5. All of my books have some part of myself sprinkled into them. They say life imitates art. I write what I know and then make it fun. In my first series (Which I still need to finish) The main character struggles with heart disease. I wrote that book the same time I was diagnosed and was forced to retire from being a mechanic because of my health. It was my way of dealing with everything I was going through. In the next one, she had a high-risk, complicated pregnancy. Guess what? So did I! It’s funny because one of my reviews said I just added all this stuff to the book for drama sake and I had to laugh. Because all the things she was calling out for drama had happened in my real life. The reason I haven’t finished that series is that I know where that story is supposed to go, and our stories are so intertwined when it comes to the health stuff it’s like writing my own. I’m not ready to face it. But I will.

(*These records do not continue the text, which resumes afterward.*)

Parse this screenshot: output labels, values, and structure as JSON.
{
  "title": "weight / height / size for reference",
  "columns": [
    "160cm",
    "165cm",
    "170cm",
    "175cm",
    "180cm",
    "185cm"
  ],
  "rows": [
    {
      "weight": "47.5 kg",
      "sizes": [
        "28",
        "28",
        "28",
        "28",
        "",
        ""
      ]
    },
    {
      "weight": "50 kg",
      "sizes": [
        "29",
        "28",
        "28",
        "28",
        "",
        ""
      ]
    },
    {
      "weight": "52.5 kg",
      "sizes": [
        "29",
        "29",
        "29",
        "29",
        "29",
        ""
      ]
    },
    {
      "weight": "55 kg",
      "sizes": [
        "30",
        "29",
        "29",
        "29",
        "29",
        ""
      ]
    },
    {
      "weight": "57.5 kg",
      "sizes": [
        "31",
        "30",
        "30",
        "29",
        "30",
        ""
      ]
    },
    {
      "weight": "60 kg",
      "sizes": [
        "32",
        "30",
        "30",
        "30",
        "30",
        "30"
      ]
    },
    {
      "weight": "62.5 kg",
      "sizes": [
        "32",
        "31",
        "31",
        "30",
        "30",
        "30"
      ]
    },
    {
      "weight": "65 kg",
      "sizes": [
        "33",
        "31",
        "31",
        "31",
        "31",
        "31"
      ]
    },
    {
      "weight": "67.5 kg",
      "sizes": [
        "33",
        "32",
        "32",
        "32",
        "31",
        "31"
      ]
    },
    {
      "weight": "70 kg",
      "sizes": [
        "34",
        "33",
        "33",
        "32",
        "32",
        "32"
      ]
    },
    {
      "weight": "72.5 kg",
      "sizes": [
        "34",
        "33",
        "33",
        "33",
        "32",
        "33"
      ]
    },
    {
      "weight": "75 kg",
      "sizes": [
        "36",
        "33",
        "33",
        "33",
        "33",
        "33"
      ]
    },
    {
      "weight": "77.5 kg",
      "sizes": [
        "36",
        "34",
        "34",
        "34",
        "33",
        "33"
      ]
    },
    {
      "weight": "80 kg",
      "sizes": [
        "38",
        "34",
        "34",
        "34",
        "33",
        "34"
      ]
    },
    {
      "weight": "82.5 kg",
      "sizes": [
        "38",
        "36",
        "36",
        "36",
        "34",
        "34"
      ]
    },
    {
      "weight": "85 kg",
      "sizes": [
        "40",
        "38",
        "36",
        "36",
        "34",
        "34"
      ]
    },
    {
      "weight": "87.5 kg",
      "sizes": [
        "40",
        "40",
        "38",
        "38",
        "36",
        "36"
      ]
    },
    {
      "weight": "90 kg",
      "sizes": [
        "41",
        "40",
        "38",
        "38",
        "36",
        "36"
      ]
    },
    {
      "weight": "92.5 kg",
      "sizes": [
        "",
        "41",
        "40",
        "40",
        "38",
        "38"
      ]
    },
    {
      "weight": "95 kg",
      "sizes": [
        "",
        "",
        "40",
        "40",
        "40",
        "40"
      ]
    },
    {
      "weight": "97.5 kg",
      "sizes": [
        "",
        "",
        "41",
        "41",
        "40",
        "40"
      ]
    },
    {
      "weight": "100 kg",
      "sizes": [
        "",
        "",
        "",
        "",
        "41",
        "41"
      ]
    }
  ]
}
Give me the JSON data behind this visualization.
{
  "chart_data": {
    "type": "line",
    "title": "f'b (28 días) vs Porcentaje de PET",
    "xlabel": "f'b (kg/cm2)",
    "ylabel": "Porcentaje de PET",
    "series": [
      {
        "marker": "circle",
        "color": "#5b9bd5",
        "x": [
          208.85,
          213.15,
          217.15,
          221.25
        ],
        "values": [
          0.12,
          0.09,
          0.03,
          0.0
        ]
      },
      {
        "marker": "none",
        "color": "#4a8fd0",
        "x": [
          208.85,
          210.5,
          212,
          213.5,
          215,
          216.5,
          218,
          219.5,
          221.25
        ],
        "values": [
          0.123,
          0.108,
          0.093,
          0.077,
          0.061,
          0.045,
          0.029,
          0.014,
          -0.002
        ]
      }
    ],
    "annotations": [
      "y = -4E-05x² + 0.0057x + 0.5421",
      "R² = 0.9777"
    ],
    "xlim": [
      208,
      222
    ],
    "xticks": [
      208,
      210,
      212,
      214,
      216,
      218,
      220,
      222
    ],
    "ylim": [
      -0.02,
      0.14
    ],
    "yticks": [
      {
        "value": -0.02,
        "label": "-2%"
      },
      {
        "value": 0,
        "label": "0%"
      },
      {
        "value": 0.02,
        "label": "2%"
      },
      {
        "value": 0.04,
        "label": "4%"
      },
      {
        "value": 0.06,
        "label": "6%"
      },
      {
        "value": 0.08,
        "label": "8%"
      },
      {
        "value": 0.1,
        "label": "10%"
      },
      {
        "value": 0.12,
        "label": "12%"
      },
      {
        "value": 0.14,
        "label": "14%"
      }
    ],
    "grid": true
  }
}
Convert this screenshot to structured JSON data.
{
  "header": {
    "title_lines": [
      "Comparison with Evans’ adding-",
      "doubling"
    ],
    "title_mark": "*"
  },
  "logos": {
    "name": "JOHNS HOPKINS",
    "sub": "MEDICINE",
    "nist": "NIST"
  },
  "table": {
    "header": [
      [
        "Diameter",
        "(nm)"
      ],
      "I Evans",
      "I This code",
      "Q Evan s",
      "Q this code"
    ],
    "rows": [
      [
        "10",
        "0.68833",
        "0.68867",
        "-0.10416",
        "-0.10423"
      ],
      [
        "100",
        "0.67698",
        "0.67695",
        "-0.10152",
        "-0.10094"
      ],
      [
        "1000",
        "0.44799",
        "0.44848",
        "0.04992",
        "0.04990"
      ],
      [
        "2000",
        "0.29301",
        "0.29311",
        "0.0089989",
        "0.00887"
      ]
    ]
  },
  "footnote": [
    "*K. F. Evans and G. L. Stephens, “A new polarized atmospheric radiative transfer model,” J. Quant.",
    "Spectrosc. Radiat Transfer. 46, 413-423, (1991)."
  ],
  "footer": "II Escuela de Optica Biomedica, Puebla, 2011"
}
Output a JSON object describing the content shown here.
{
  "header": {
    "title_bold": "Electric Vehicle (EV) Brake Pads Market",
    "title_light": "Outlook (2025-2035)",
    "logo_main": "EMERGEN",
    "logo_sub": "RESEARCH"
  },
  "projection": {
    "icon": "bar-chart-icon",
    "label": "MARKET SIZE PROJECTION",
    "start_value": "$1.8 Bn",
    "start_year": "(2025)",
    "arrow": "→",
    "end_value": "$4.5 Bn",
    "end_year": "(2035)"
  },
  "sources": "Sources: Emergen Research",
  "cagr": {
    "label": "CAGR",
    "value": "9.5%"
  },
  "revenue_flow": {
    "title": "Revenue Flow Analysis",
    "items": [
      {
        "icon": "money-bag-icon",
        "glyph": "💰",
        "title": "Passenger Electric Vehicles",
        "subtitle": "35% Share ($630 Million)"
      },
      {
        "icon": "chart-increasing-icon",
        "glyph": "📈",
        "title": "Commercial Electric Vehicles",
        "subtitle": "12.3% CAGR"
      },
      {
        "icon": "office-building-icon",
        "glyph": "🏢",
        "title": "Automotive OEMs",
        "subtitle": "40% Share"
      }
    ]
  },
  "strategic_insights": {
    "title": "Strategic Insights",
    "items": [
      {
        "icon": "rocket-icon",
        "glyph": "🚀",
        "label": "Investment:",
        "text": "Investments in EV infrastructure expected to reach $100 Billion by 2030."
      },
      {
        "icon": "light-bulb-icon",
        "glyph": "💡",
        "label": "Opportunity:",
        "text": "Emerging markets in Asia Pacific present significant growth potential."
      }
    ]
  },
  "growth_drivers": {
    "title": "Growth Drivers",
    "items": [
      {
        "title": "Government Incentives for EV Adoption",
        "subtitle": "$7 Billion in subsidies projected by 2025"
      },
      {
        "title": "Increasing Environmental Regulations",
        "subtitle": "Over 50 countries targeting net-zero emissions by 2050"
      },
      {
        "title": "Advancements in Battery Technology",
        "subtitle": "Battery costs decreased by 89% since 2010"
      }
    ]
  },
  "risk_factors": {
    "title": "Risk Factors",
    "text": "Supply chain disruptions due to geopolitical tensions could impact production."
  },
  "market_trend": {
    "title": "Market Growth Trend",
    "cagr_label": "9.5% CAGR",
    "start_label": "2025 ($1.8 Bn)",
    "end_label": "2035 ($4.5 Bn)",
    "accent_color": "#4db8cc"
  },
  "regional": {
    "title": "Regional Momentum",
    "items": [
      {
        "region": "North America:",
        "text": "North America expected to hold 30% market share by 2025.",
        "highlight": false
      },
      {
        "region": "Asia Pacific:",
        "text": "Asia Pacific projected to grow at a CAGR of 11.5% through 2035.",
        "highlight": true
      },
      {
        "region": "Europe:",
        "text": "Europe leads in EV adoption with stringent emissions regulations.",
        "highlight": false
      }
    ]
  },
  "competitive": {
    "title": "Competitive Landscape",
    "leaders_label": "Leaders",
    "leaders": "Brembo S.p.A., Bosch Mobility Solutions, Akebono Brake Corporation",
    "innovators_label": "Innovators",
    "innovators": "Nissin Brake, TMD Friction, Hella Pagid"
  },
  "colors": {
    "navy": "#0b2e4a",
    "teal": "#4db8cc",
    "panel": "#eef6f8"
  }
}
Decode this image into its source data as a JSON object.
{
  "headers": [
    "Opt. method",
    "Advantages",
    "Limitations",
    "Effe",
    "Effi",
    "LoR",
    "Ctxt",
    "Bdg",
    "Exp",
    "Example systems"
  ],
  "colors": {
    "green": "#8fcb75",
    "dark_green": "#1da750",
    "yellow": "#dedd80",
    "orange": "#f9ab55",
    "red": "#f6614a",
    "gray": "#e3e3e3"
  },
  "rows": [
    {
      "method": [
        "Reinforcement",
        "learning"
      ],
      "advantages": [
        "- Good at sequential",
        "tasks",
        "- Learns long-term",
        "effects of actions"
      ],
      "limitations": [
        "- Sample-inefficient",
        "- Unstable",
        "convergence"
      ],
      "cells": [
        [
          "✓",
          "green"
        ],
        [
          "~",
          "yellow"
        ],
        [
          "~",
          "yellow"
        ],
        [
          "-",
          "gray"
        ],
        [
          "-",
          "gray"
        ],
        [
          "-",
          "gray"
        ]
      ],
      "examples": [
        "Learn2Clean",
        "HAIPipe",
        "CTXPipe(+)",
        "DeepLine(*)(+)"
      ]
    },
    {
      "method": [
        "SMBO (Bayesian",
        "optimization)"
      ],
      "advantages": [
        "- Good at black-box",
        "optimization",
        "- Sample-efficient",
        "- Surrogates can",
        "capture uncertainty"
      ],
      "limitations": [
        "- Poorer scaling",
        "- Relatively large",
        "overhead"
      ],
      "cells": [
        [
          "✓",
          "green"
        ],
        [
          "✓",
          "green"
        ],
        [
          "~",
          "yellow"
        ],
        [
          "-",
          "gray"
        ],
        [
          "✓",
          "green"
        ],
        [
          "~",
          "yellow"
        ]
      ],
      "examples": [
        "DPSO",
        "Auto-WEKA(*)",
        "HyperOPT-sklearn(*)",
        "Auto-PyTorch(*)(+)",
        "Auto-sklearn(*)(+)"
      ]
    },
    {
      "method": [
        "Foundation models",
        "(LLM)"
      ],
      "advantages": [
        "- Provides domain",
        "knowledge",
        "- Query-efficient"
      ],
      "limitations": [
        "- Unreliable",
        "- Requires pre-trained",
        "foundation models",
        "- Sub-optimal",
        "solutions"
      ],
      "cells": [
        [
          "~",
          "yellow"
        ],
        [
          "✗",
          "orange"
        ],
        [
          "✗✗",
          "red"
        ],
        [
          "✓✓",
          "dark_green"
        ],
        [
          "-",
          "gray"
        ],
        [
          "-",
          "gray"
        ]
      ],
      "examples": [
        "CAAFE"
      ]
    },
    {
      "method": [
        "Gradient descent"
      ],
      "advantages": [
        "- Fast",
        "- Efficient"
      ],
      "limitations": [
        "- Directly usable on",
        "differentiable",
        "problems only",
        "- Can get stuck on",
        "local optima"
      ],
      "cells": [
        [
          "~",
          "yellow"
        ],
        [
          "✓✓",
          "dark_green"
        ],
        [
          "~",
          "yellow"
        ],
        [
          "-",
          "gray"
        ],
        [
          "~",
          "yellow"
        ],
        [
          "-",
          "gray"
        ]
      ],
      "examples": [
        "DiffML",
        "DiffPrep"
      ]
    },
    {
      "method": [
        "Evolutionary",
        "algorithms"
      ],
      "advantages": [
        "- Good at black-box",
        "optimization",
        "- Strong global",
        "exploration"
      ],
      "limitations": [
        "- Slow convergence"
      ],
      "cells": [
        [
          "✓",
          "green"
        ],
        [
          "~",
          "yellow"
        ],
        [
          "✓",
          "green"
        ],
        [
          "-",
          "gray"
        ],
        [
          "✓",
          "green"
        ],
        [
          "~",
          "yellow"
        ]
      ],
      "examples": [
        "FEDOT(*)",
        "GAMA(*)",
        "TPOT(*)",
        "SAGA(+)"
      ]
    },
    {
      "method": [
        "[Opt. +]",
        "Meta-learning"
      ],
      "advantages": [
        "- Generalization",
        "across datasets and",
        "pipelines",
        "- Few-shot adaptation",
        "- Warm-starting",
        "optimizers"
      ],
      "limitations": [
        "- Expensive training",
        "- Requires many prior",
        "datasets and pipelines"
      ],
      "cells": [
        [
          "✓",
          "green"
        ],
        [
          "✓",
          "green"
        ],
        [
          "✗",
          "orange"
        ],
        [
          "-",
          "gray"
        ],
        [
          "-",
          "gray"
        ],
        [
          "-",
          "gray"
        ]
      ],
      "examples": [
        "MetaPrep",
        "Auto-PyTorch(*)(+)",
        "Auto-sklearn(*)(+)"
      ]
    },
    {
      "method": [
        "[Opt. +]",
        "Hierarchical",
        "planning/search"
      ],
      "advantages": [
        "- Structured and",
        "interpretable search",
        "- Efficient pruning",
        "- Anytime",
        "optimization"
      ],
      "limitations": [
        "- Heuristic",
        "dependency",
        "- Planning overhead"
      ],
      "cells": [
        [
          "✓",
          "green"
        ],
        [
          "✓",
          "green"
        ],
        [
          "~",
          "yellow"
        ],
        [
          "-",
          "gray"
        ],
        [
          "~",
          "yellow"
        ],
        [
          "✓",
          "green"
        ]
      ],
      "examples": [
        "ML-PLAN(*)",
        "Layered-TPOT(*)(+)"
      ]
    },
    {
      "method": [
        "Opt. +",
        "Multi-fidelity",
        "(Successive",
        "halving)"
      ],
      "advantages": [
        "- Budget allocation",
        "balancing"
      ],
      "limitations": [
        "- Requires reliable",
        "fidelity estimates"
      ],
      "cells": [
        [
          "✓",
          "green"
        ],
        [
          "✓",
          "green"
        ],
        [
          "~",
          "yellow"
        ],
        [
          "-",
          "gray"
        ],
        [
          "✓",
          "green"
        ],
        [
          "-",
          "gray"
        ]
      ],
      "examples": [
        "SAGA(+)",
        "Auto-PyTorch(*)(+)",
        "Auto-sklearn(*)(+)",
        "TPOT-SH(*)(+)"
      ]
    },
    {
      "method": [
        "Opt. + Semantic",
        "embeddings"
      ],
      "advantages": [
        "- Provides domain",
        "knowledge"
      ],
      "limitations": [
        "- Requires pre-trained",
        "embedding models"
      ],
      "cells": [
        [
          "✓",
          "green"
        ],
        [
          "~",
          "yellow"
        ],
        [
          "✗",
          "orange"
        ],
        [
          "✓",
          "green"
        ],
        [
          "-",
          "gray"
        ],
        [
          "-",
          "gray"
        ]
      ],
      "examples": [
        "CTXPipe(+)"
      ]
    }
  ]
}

Fostered is a gem that is sitting there waiting to be discovered. It’s a YA, about a dysfunctional, unconventional family. Guess what kind of family I come from? And then there’s Fabricating Jada. Jada is a mechanic… I was a mechanic…I used the stuff I knew and made it fun. The same thing goes for The Suicide King. I used the things I know as the wife of a retired police officer and someone who has dealt with mental health in many ways to make this as realistic as possible. Will all of my books have this going forward? Who knows. I just know I pour as much of myself into these stories as possible because I want people to love them as much as I do.